Fri 20 Jul 2007
Is Facebook Useful?
Posted at 17:12 +1000
A few weeks ago, after a bit of pestering from a couple of friends, I succumbed to peer pressure and signed up for Facebook. I keep hearing about how great these new social sites are meant to be, but nothing has hit me over the head with their Wow! factor yet.
So, a few thoughts after trying it out for a while. It's not too bad and I'll stay signed up and current, I suspect. For me, it's an interesting intersection of two, previously fairly disjoint, parts of life: the IT portion and the "everything else" bit. Most of my online presence is fairly invisible to the latter group, since I hang out in reasonably technical circles. Turns out a lot of non-IT friends are already on facebook, particularly the younger ones who are right into the school/university social stuff. That should make it easier for me to keep up to date with what they're doing (and vice-versa).
Being able to pull information in from other sources (a.k.a. Facebook applications) seems like a mixed bag. Setting aside the various toys that look like they'll have fad life-cycles, it's handy that I can display my Flickr photos without a lot of effort (although it did take a while to find an app that had a nice combination of display and ease-of-use). Somehow — and this is a slightly tricky problem — it would be nice if photos pulled from elsewhere could be labelled just as directly imported photos are. The tagging of people in photos and inter-connectedness feature seems nice. It could be done as an overlay that checks the existing image against a hash so that they don't overlay the details onto a changed image.

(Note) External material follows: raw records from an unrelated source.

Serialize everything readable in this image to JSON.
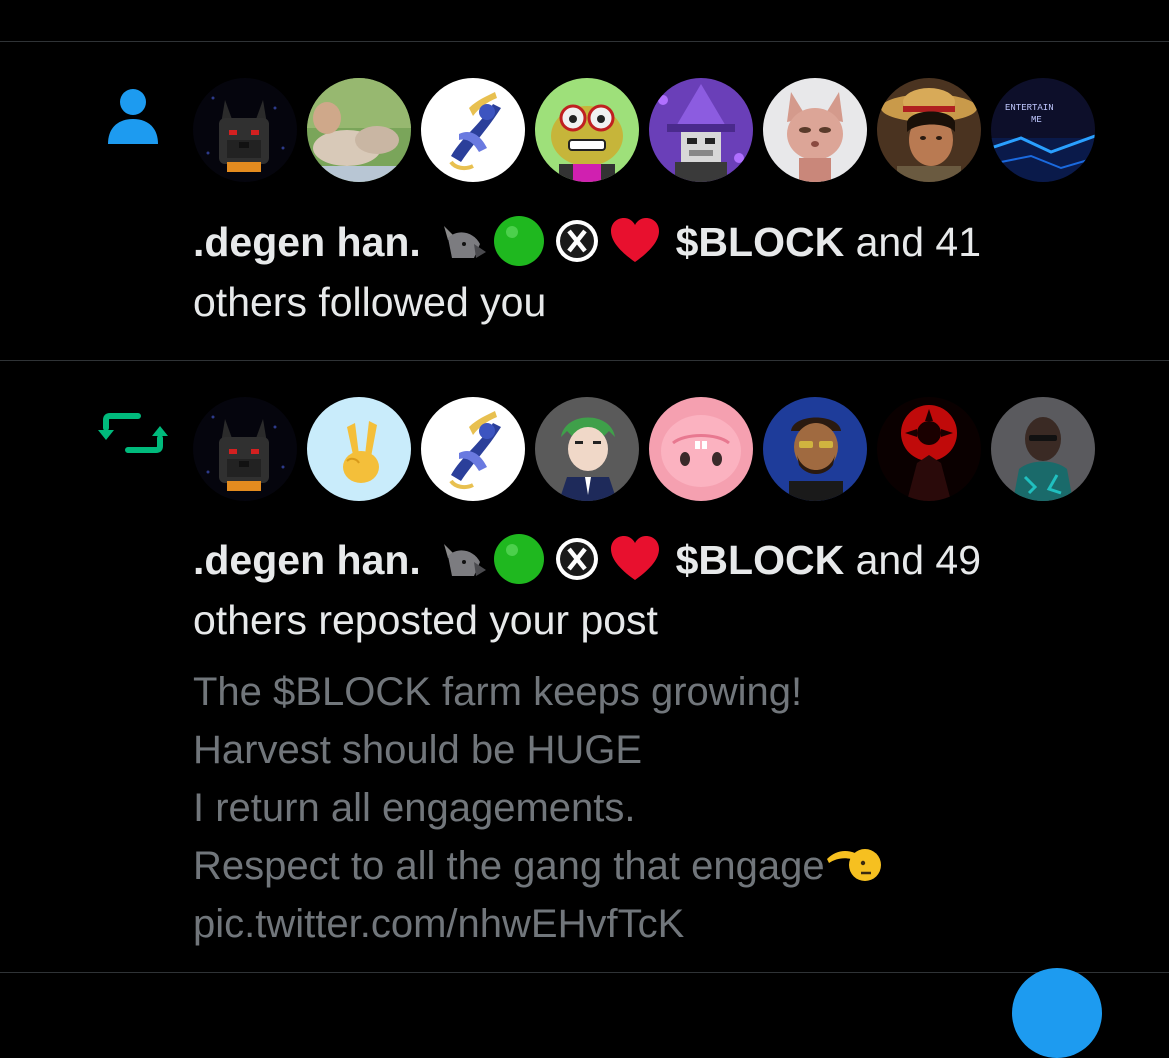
{
  "notifications": [
    {
      "type_icon": "person-icon",
      "actor_name": ".degen han.",
      "block_tag": "$BLOCK",
      "tail": " and 41",
      "second_line": "others followed you",
      "avatars": [
        "wolf-avatar",
        "landscape-avatar",
        "anime-dragon-avatar",
        "frog-glasses-avatar",
        "pixel-wizard-avatar",
        "cat-avatar",
        "straw-hat-avatar",
        "entertain-me-avatar"
      ]
    },
    {
      "type_icon": "repost-icon",
      "actor_name": ".degen han.",
      "block_tag": "$BLOCK",
      "tail": " and 49",
      "second_line": "others reposted your post",
      "avatars": [
        "wolf-avatar",
        "peace-hand-avatar",
        "anime-dragon-avatar",
        "green-hair-avatar",
        "pink-creature-avatar",
        "bearded-man-avatar",
        "red-eye-avatar",
        "dark-figure-avatar"
      ],
      "post_lines": [
        "The $BLOCK farm keeps growing!",
        "Harvest should be HUGE",
        "I return all engagements.",
        "Respect to all the gang that engage",
        "pic.twitter.com/nhwEHvfTcK"
      ]
    }
  ],
  "colors": {
    "accent": "#1d9bf0",
    "repost": "#00ba7c",
    "text_primary": "#e7e9ea",
    "text_secondary": "#71767b",
    "divider": "#2f3336"
  },
  "name_emojis": [
    "wolf-emoji",
    "green-circle-emoji",
    "x-circle-emoji",
    "red-heart-emoji"
  ]
}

The whole relatively carefree way in which people label themselves and others in photos leads to another point, though: the whole place really is a stalker's paradise. Most profile information seems reasonably well protected by default — you can't view it without having been befriended. However, photos provide a leaky source of names and images. Maybe I'm overreacting (having been a casual teacher in a couple of all-girls schools in the past, this stuff was well highlighted by school regulations and local laws), but is there a whole generation or half-generation growing up without sufficient "stranger danger" sanity checks in their head?
It looks like the intention (of the Facebook owners) is that Facebook somehow becomes the centre of the social sphere for somebody and everybody views information through the Facebook lens. I can't see that working for me, at least. Trying to pack that much information into a single browser screen and a paned layout leads to a mess. Still, I will be making bits of information available through my Facebook page for others' benefit, since some people do seem to live there, from the frequency of updates. Can't throw stones too much, though, I live in my feed reader sometimes and on mailing lists at other times.
Syndication feeds are only used sporadically throughout the site. They appear in a lot of places, but are conspicuously absent in others. Might be work in progress, might be oversight, might be shallow, woolly thinking. Hard to say.
Trying to determine the current status of various things is a varying experience, too. I requested an addition of my high school a couple of days ago. There's no tracking ticket number supplied, no feedback; the request has just gone into the ether and either it's taking longer than they predicted, or it's been declined. Similarly, sometimes Facebook tells me I have a friend-request pending with somebody and sometimes it seems to forget (or I do). I thought maybe it dropped back to "add as friend" if the person rejected you the first time around, but that doesn't seem to be the case — one person I could add as a new friend accepted a weeks old invite. I have a bad memory for relatively unimportant things and I could have expected some kind of "you have requests pending to these people" list to be available somewhere. Not sure how ignores/rejections should be handled, though. Do they also have a "you have been found to be unworthy" list? Or just drop back to where you can try again (which is the current behaviour)? Social interactions, particularly disagreements about status, are tricky, so I suspect this is actually a hard question.
Conclusion: I can see why it's a hit with many people, particularly school- and company-based social circles. The cross-pollination between my tech and non-tech (but not Internet-ignorant) social circles is an unexpected surprise and makes it worth it for me (useful, in other words). Seems more useful than other social networks I've dabbled in (e.g. LinkedIn).